En el texto filosófico más antiguo del que tenemos constancia, Anaximandro explica cómo el existir implica una delimitación excluyente, por la que una cosa no puede ser A y B a la vez. Precisamente esta delimitación es lo que hace a los seres inteligibles, esto es, pensables. Puesto que todas las posibilidades tienen igual derecho a manifestarse, se requiere la muerte de unas para que las otras puedan ser. Y el sistema de justicia que ritmaría las apariciones y las desapariciones sería el tiempo entendido como καιρός, es decir, tiempo oportuno, tiempo de maduración en el que se completa un ciclo.

Sobre esto volvería Anaxágoras al sentenciar que cada cosa muere el nacimiento de otra, o al revés, que cada cosa nace la muerte de otra.  Y Heráclito con su teoría de los opuestos, que se dan paso unos a otros en perfecta y necesaria armonía.

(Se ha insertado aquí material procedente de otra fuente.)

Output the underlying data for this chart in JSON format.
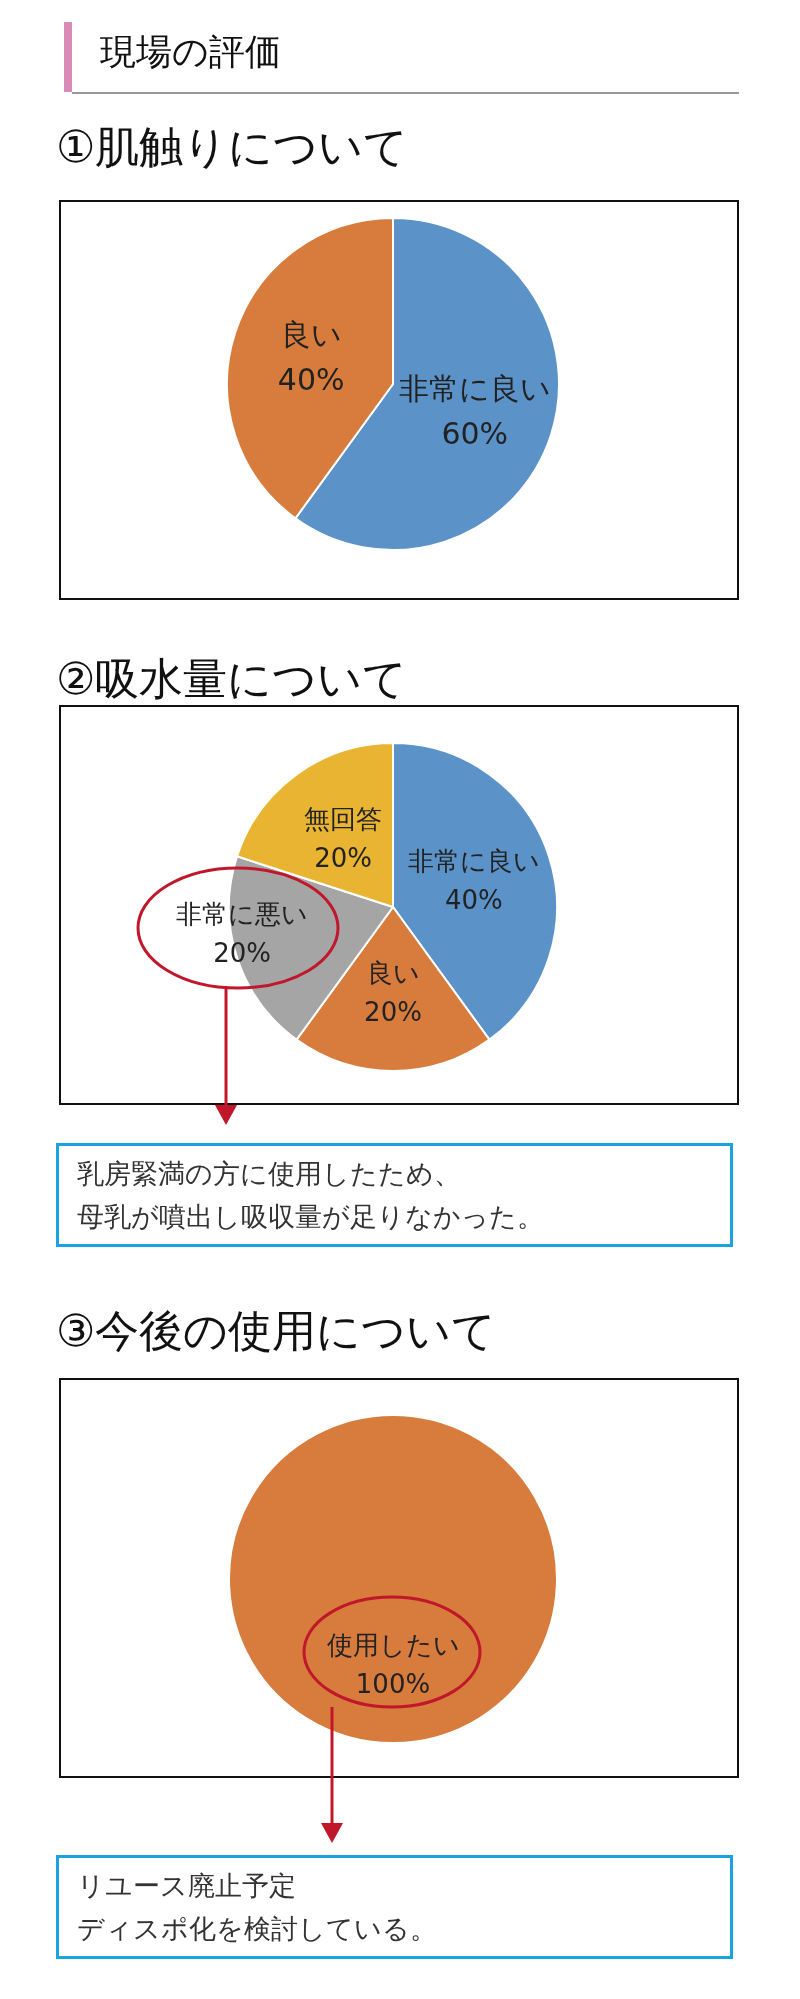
{
  "chart_data": [
    {
      "type": "pie",
      "title": "①肌触りについて",
      "categories": [
        "非常に良い",
        "良い"
      ],
      "values": [
        60,
        40
      ],
      "colors": [
        "#5b93c9",
        "#d77c3d"
      ],
      "value_labels": [
        "60%",
        "40%"
      ],
      "annotations": [
        "現場の評価"
      ]
    },
    {
      "type": "pie",
      "title": "②吸水量について",
      "categories": [
        "非常に良い",
        "良い",
        "非常に悪い",
        "無回答"
      ],
      "values": [
        40,
        20,
        20,
        20
      ],
      "colors": [
        "#5b93c9",
        "#d77c3d",
        "#a5a5a5",
        "#e9b431"
      ],
      "value_labels": [
        "40%",
        "20%",
        "20%",
        "20%"
      ],
      "annotations": [
        "乳房緊満の方に使用したため、母乳が噴出し吸収量が足りなかった。"
      ]
    },
    {
      "type": "pie",
      "title": "③今後の使用について",
      "categories": [
        "使用したい"
      ],
      "values": [
        100
      ],
      "colors": [
        "#d77c3d"
      ],
      "value_labels": [
        "100%"
      ],
      "annotations": [
        "リユース廃止予定",
        "ディスポ化を検討している。"
      ]
    }
  ]
}
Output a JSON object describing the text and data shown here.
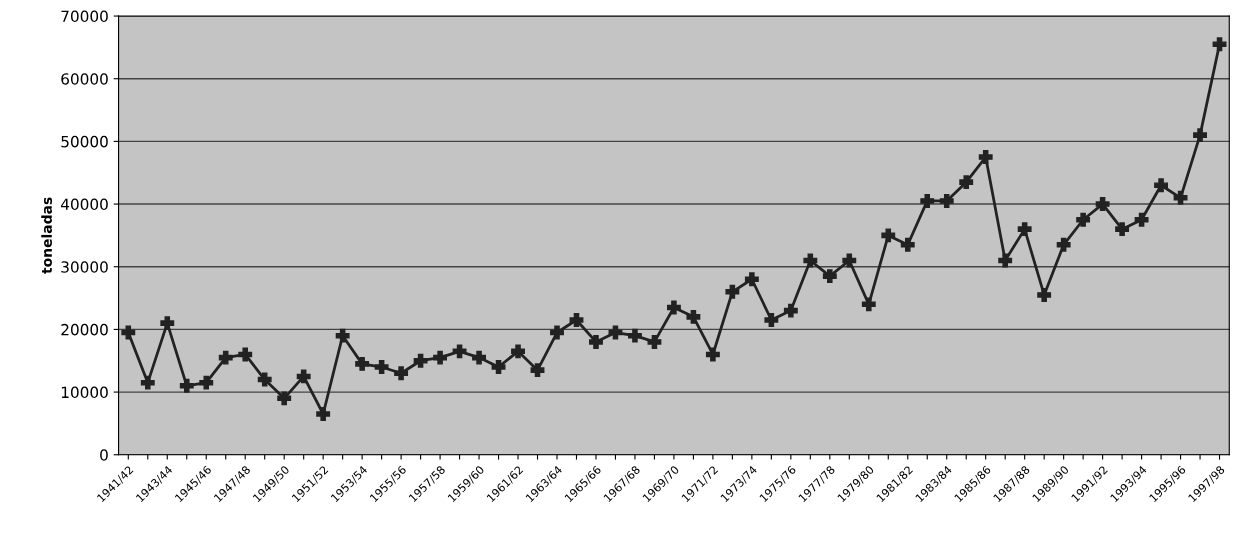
{
  "chart_data": {
    "type": "line",
    "ylabel": "toneladas",
    "categories": [
      "1941/42",
      null,
      "1943/44",
      null,
      "1945/46",
      null,
      "1947/48",
      null,
      "1949/50",
      null,
      "1951/52",
      null,
      "1953/54",
      null,
      "1955/56",
      null,
      "1957/58",
      null,
      "1959/60",
      null,
      "1961/62",
      null,
      "1963/64",
      null,
      "1965/66",
      null,
      "1967/68",
      null,
      "1969/70",
      null,
      "1971/72",
      null,
      "1973/74",
      null,
      "1975/76",
      null,
      "1977/78",
      null,
      "1979/80",
      null,
      "1981/82",
      null,
      "1983/84",
      null,
      "1985/86",
      null,
      "1987/88",
      null,
      "1989/90",
      null,
      "1991/92",
      null,
      "1993/94",
      null,
      "1995/96",
      null,
      "1997/98"
    ],
    "series": [
      {
        "color": "#222222",
        "values": [
          19500,
          11500,
          21000,
          11000,
          11500,
          15500,
          16000,
          12000,
          9000,
          12500,
          6500,
          19000,
          14500,
          14000,
          13000,
          15000,
          15500,
          16500,
          15500,
          14000,
          16500,
          13500,
          19500,
          21500,
          18000,
          19500,
          19000,
          18000,
          23500,
          22000,
          16000,
          26000,
          28000,
          21500,
          23000,
          31000,
          28500,
          31000,
          24000,
          35000,
          33500,
          40500,
          40500,
          43500,
          47500,
          31000,
          36000,
          25500,
          33500,
          37500,
          40000,
          36000,
          37500,
          43000,
          41000,
          51000,
          65500
        ]
      }
    ],
    "ylim": [
      0,
      70000
    ],
    "yticks": [
      0,
      10000,
      20000,
      30000,
      40000,
      50000,
      60000,
      70000
    ],
    "grid": "y",
    "marker": "cross",
    "line_style": "solid"
  }
}
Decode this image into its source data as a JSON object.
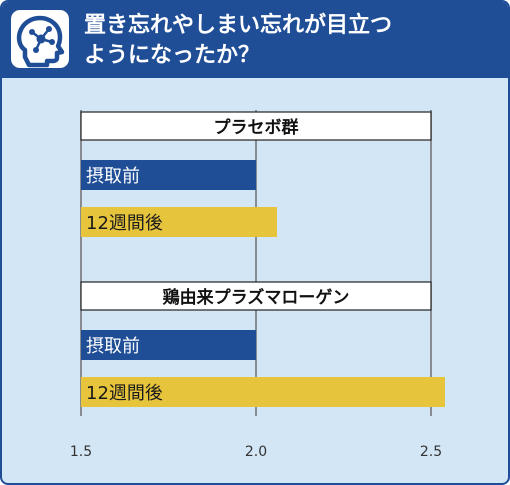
{
  "header": {
    "title_line1": "置き忘れやしまい忘れが目立つ",
    "title_line2": "ようになったか？",
    "icon": "head-brain-icon"
  },
  "chart_data": {
    "type": "bar",
    "orientation": "horizontal",
    "xlim": [
      1.5,
      2.5
    ],
    "x_ticks": [
      "1.5",
      "2.0",
      "2.5"
    ],
    "grid": true,
    "groups": [
      {
        "name": "プラセボ群",
        "bars": [
          {
            "label": "摂取前",
            "value": 2.0,
            "color": "#1f4e97"
          },
          {
            "label": "12週間後",
            "value": 2.06,
            "color": "#e6c53d"
          }
        ]
      },
      {
        "name": "鶏由来プラズマローゲン",
        "bars": [
          {
            "label": "摂取前",
            "value": 2.0,
            "color": "#1f4e97"
          },
          {
            "label": "12週間後",
            "value": 2.54,
            "color": "#e6c53d"
          }
        ]
      }
    ]
  },
  "colors": {
    "header": "#1f4e97",
    "background": "#d3e6f5",
    "before": "#1f4e97",
    "after": "#e6c53d"
  }
}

Todos ellos muestran la necesidad de la muerte y cómo esta va de la mano de la vida misma. Cierto que esto es más fácil de comprehender conforme a su concepción circular de la historia que dentro de la representación judeocristiana de la creación como algo lineal imperante en nuestra mentalidad.

Teniendo en cuenta que nuestros predecesores culturales ya señalaron la muerte como requisito imprescindible a nuestra vida y siendo tal postura reafirmada por los estudiosos de nuestros días, como vemos en la elucidación que sobre el tema hemos hecho hasta el momento, lo que procede ahora es preguntarnos por qué en nuestra cultura hemos olvidado todo esto y la muerte ha devenido en una negra sombra en los márgenes de nuestra vida hacia la que preferimos no mirar.

Resulta sintomático que en el Occidente moderno la muerte haya pasado a ser casi un tabú, un tema incómodo sobre el que tendemos a pasar de puntillas. Como si, siendo imposible desterrarla de nuestras vidas, la hubiéramos condenado al ostracismo por ignominiosa. Nuestra medicina lucha a brazo partido contra ella. Y ha llegado el punto en el que parece que la muerte solo ocurra cuando la ciencia falla y que lo importante sea sobrevivir a cualquier precio, aferrándonos, en  nuestra capitalista mentalidad cuantitativa, al ‘cuánto’ para olvidarnos del ‘cómo’. Por lo que la irrupción de la bioética ha sido necesaria, vigilante de cuándo las condiciones que han de pagarse en nuestro empeño de alargar la vida dejan de ser aceptables. Quizá sea hora de aceptar que, contra la muerte, nuestra victoria solo podrá ser parcial.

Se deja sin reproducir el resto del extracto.